Before adding disks, drop the per-OSD memory target. The default is 4 GB per OSD, which is correct on real hardware but too much for a lab node. On a production cluster, leave it at the default or higher:

ceph config set osd osd_memory_target 2147483648

Monitors and managers are running. The disks come next, and they are the part that actually holds data.

Step 4: Create the OSDs

Confirm the device names of the empty disks first, because they vary by hardware and Ceph erases whatever you point it at:

lsblk -d -e7 -o NAME,SIZE,MODEL

Then turn each empty disk into an OSD. On every node, run the command once per data disk. Here the two spare disks are /dev/sdb and /dev/sdc; use your own. Ceph zaps the disk, lays down a BlueStore OSD, and brings it into the cluster:

pveceph osd create /dev/sdb
pveceph osd create /dev/sdc

With two disks on each of three nodes, the cluster now has six OSDs. Check the health and the layout:

ceph -s

Health reports OK, six OSDs up and in, three monitors in quorum:

The CRUSH tree is what makes the replication safe. Because the six OSDs are grouped under three separate hosts, Ceph’s default rule places the three copies of every object on three different hosts. The web UI shows the same map under the node’s Ceph panel:

The Ceph status dashboard collects the whole picture in one place: the health state, OSDs up and in, monitor and manager placement, and the Ceph version. This is the page to keep open while operating the cluster.

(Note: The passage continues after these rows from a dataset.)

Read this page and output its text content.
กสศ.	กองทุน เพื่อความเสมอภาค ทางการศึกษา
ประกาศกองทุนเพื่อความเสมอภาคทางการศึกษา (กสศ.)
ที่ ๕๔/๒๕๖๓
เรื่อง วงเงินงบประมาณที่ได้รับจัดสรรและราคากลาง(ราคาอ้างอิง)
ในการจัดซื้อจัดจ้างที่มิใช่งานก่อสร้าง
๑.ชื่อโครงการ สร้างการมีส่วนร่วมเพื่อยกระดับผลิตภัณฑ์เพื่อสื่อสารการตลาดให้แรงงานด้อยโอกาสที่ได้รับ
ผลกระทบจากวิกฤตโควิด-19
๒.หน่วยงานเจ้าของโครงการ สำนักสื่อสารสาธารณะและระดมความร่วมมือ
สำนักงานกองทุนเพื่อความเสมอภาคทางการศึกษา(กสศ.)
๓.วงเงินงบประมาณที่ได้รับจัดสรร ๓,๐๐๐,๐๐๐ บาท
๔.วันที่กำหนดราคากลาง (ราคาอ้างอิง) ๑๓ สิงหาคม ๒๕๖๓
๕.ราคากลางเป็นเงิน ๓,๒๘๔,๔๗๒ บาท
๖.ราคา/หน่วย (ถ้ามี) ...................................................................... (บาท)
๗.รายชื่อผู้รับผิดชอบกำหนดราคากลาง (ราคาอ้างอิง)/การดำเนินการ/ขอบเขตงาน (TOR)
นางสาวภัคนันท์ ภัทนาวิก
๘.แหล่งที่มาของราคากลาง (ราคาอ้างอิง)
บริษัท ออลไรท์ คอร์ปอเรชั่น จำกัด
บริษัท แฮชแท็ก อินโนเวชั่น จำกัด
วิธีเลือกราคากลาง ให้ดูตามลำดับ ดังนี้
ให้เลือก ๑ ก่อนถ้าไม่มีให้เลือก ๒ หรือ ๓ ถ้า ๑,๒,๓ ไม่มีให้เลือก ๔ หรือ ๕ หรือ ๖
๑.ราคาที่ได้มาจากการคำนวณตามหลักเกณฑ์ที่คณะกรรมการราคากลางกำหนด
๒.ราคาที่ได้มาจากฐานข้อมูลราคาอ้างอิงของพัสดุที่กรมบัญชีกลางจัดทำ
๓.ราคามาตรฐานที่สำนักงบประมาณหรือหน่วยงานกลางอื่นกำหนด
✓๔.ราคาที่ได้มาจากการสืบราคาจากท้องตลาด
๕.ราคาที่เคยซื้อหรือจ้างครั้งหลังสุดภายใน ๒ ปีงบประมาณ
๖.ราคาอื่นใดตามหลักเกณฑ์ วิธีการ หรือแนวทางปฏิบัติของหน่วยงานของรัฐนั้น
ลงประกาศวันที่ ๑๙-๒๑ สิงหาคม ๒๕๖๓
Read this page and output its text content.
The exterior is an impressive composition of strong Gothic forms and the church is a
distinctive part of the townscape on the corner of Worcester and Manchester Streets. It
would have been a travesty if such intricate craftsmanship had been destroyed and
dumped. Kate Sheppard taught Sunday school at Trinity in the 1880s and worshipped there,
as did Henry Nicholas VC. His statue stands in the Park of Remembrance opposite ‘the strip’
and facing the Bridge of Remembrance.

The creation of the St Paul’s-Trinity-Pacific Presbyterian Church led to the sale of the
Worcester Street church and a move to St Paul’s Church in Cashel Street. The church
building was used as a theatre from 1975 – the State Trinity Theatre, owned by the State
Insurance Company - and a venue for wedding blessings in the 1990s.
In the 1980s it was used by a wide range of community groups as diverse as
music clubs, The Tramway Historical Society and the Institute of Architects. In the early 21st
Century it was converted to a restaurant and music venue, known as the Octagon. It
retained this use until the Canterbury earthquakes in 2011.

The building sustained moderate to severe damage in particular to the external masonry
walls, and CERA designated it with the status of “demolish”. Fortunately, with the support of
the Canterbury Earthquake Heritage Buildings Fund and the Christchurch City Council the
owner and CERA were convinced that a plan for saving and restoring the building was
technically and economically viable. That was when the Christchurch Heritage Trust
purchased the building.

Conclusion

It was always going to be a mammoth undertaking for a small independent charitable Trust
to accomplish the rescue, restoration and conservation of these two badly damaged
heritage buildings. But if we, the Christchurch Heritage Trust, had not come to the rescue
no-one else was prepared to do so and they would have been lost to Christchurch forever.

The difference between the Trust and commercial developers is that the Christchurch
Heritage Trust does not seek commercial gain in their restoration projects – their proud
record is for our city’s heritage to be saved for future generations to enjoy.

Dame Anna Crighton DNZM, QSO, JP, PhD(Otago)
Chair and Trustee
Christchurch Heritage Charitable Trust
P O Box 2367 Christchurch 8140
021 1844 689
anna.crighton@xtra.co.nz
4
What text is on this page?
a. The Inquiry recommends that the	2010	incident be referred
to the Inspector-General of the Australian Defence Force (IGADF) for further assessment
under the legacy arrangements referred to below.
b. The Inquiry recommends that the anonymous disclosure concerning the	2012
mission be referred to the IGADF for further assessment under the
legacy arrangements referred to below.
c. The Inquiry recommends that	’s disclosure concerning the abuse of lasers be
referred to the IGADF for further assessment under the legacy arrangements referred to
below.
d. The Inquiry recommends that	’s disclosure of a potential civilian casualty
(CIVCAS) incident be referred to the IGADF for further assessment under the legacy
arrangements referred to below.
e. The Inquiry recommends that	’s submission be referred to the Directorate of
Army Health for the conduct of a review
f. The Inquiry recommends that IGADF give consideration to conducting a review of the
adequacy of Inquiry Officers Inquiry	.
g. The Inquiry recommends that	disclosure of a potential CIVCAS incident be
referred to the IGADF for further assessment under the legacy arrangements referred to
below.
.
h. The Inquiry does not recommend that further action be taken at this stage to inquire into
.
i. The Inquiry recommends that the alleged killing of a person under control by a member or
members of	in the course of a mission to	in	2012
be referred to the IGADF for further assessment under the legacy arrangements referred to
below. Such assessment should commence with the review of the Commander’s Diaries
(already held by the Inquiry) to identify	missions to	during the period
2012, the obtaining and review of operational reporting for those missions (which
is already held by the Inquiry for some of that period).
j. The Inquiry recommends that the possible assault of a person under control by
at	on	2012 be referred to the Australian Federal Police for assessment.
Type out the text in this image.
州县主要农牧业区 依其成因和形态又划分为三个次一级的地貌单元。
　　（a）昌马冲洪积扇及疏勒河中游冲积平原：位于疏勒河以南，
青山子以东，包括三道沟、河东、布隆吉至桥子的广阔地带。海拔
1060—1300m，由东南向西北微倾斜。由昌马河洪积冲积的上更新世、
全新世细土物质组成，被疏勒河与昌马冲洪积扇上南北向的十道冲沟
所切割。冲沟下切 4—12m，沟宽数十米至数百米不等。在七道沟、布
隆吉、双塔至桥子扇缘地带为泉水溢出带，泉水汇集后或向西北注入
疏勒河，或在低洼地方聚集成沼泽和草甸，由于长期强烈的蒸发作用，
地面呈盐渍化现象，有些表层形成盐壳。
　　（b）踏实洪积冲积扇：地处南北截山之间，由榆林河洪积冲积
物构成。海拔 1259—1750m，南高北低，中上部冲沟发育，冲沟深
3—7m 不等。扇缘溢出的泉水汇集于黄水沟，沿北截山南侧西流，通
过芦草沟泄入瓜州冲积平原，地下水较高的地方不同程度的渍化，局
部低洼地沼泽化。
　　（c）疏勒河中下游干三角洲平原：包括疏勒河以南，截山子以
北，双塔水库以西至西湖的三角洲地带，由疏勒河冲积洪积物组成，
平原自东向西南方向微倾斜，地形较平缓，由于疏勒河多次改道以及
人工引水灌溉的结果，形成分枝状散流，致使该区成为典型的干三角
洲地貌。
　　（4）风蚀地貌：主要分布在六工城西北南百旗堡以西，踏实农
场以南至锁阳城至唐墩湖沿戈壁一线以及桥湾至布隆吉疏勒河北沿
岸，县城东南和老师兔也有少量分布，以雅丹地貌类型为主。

Six OSDs across three hosts is a working cluster. It needs a pool before it can store a single VM disk.

Step 5: Create the RBD pool and storage

A pool is where VM disks live. Create one, named vmpool here, with three replicas and a minimum of two, and let Proxmox register it as a storage in the same step. The name is your choice, and it is also how the storage shows up in the Proxmox UI:

pveceph pool create vmpool --add_storages 1

The defaults are exactly what a three-node cluster wants: size 3, min_size 2, and the placement-group autoscaler on. Confirm the replication settings:

ceph osd pool get vmpool size
ceph osd pool get vmpool min_size

They return the values that define the failure tolerance for everything stored here:

size: 3
min_size: 2

The pool now appears under Datacenter, Ceph, Pools, and as a storage named vmpool that every node can write to:

The storage exists and is shared across the cluster. Time to put a real workload on it.

Step 6: Put a VM on Ceph

Create a VM and place its disk on the new pool. The fastest route to a bootable guest is a cloud image imported straight into Ceph. Download a current Debian cloud image onto the first node:

wget -O /root/debian13.qcow2 \
  https://cloud.debian.org/images/cloud/trixie/latest/debian-13-genericcloud-amd64.qcow2

Then create the VM shell, import that image to the pool, attach it, and add a cloud-init drive. The VM ID 9100 and the name ceph-vm are arbitrary, so change them to fit your numbering, and set a real password before booting anything you care about:

qm create 9100 --name ceph-vm --memory 2048 --cores 2 \
  --net0 virtio,bridge=vmbr0 --scsihw virtio-scsi-single --ostype l26 --agent 1
qm importdisk 9100 /root/debian13.qcow2 vmpool
qm set 9100 --scsi0 vmpool:vm-9100-disk-0 --ide2 vmpool:cloudinit --boot order=scsi0
qm set 9100 --ciuser cfg --cipassword 'ChangeMe2026' --ipconfig0 ip=dhcp
qm start 9100

The disk is now a RADOS block device. List the images in the pool to see it living in Ceph rather than on any single node’s local storage:

rbd ls vmpool

Both the disk and its cloud-init drive are Ceph objects:

vm-9100-cloudinit
vm-9100-disk-0

The VM hardware view confirms the disk path is vmpool, which means any node in the cluster can run this guest. That property is what the next step depends on.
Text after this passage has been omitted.